You know in the automobile sector in Bangladesh, there are a lot of workforces who do not have an academic background.

Moreover, I follow the agile methodology in the automotive sector in Bangladesh!

It was tough to navigate everyone on the team.

However, Clickups got all of the features that a person without an academic background can follow too. Pretty dope.

Clickup did lots of marketing before. Their constant marketing bombardment made me sick of them.

However, $5 per user per month to run sprint, normal task management, and documentation is life-saving for me.

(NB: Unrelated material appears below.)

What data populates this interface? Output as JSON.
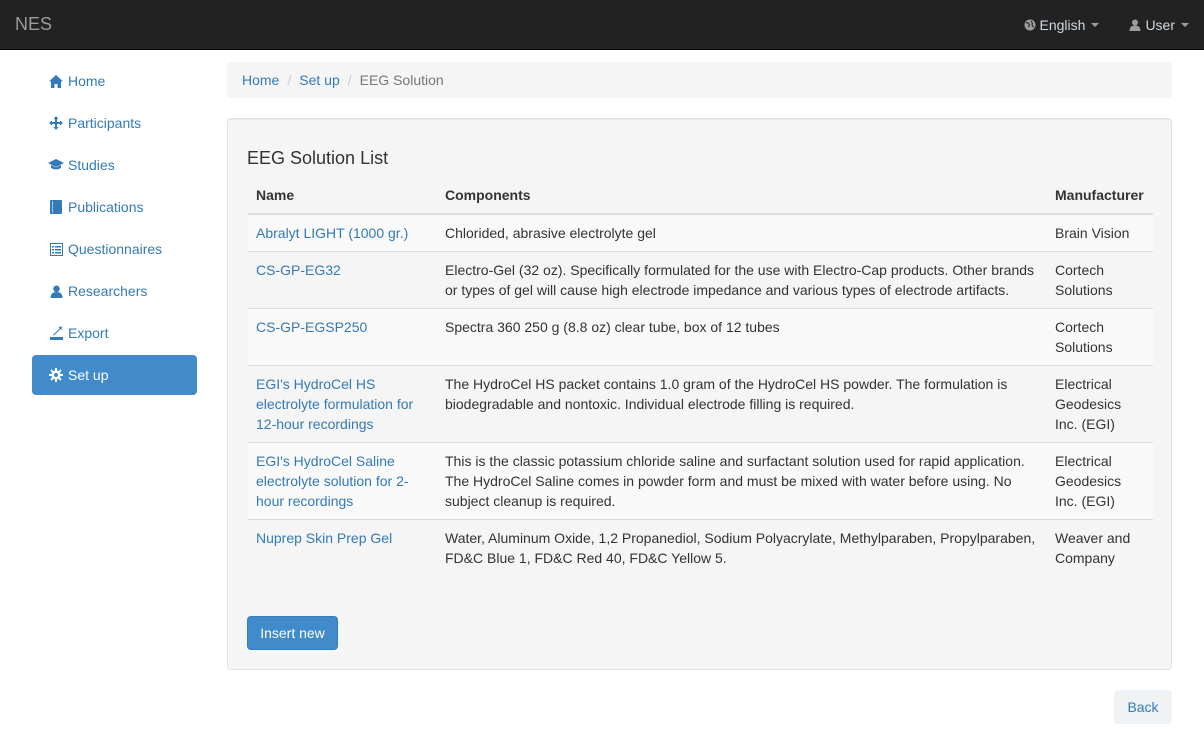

Though I still use their free version as there are no user limits. Surely I will pay them after a while.

Before choosing this platform I tried several others including local software, but that did not serve the purpose.

Pretty much all the component at Palki Motors runs by software.

  • Hubspot with automated sales funnel.
  • Clickup for project management and documentation.
  • CashBook for simple accounting.
  • Google Workspace for email, and calendar.
  • PiHR for HR
  • Slack for team communication

Crazy thing is that my whole team uses those daily.

It is tough to implement the habit to use software, but I force it.

After forcing sometimes the team members see the benefits.

Having software in a company is easy, but making sure everyone uses it daily and properly it is tough.

It's the management's responsibility to patiently force good habits in a company.